Dieses mindset ist von den bisherigen das am meisten „konstruierte“, weil es im Zweifel nur in den wenigsten Fällen zutrifft. Aber egal, selbst wenn man durch seine Aktion nur 5% „glücklich“ macht, auf diese kommt es an. Jeden den man nicht anspricht nimmt man die Chance, an deiner Power, Mission oder sonstwas teilzuhaben. Also spricht man jeden an, als „Botschafter des Glücks“ hat man gefälligst die Pflicht dazu ;) Egal was du jemanden „andrehst“, der nächste könnte hoch erfreut sein.

Die tatsächlichen Fälle, in denen man andere „beglückte“, muss man sich dazu regelmäßig vergegenwärtigen, damit dieses mindset funktioniert. Wenn es eine Frau gab , die „hard to get“, c&f oder sonst etwas ganz toll fand (oder zumindest lächelte), dann darf man allen anderen dies nicht vorenthalten. Klingt etwas zurechtgedreht, was es auch sein mag. Also seine Ziele etwas realistisch halten. Andererseits: wieviele malen sich unrealistische Lottogewinne aus.

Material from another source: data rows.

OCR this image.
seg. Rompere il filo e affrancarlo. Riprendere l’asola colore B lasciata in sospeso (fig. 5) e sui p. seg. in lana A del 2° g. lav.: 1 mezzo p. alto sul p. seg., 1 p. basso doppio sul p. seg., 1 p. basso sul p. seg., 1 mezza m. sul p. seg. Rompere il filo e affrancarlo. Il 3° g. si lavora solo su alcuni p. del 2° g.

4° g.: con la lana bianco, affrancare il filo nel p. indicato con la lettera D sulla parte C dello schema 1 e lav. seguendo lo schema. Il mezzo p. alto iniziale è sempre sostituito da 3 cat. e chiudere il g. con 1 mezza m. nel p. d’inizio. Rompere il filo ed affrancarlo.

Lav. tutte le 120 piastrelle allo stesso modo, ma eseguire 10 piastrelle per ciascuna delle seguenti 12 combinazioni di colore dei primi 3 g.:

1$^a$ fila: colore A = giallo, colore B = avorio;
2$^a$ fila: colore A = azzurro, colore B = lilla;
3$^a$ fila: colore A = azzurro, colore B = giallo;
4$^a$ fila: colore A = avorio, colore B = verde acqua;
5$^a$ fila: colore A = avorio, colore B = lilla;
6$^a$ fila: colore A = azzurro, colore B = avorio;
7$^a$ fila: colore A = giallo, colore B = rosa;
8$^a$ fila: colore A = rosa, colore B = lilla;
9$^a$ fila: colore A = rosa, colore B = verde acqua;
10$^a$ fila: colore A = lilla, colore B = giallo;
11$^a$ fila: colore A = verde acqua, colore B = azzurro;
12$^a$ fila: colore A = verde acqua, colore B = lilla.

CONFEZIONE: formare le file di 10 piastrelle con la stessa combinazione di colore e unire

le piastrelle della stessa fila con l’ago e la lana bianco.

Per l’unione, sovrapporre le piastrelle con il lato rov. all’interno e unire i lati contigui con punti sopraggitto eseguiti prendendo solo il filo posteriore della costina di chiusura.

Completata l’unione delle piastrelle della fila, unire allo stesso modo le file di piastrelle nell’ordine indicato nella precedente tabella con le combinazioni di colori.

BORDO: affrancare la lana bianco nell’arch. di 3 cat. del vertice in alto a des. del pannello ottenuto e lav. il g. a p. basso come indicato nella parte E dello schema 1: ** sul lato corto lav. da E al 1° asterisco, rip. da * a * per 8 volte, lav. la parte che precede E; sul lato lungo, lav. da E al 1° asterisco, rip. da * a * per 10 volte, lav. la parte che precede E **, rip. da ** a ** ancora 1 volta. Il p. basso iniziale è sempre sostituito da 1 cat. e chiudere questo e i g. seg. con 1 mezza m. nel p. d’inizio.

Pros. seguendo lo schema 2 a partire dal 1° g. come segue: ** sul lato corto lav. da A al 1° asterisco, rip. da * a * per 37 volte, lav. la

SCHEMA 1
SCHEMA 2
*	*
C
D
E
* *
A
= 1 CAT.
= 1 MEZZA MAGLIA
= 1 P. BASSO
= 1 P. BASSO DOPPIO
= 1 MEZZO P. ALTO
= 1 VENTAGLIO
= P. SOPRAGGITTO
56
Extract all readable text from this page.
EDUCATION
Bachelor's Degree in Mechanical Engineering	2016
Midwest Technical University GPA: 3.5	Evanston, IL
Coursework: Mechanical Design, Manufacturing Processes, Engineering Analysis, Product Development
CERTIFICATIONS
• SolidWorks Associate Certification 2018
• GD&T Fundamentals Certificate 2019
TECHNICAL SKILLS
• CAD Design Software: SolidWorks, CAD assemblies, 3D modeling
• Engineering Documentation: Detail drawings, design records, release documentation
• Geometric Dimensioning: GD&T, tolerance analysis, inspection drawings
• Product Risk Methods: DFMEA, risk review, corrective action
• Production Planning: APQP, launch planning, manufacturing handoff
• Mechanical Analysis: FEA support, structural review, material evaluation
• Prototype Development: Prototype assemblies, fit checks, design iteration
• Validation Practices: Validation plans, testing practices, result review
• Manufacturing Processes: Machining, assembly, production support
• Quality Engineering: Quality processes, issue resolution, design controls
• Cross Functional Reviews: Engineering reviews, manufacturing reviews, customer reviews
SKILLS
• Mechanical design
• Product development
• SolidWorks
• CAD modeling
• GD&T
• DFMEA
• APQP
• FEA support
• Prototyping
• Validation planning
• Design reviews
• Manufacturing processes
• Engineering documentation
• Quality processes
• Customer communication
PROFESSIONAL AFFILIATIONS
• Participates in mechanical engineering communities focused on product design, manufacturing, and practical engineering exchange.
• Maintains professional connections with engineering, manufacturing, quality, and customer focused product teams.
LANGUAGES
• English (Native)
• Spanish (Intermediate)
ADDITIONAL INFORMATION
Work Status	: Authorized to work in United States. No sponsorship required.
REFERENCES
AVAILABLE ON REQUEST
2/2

Extremste Erfahrung: normale Frau in gewöhnlichem Verkaufsgespräch. Ohne dass ich irgend was besonderes tue kauft sie 5 der teuersten Geräte im Gesamtwert von fast 3000 Euro ohne mit der Wimper zu zucken. Reiner Glückstreffer (weil das im Prinzip jeder geschafft hätte). Aber meine Ausdauer niemanden auszulassen hat sich hier für mich ausgezahlt. In dem Fall war ausnahmsweise ich sehr glücklich.

zu 4) Ich habe das Recht dazu (hier zu sein / das zu tun)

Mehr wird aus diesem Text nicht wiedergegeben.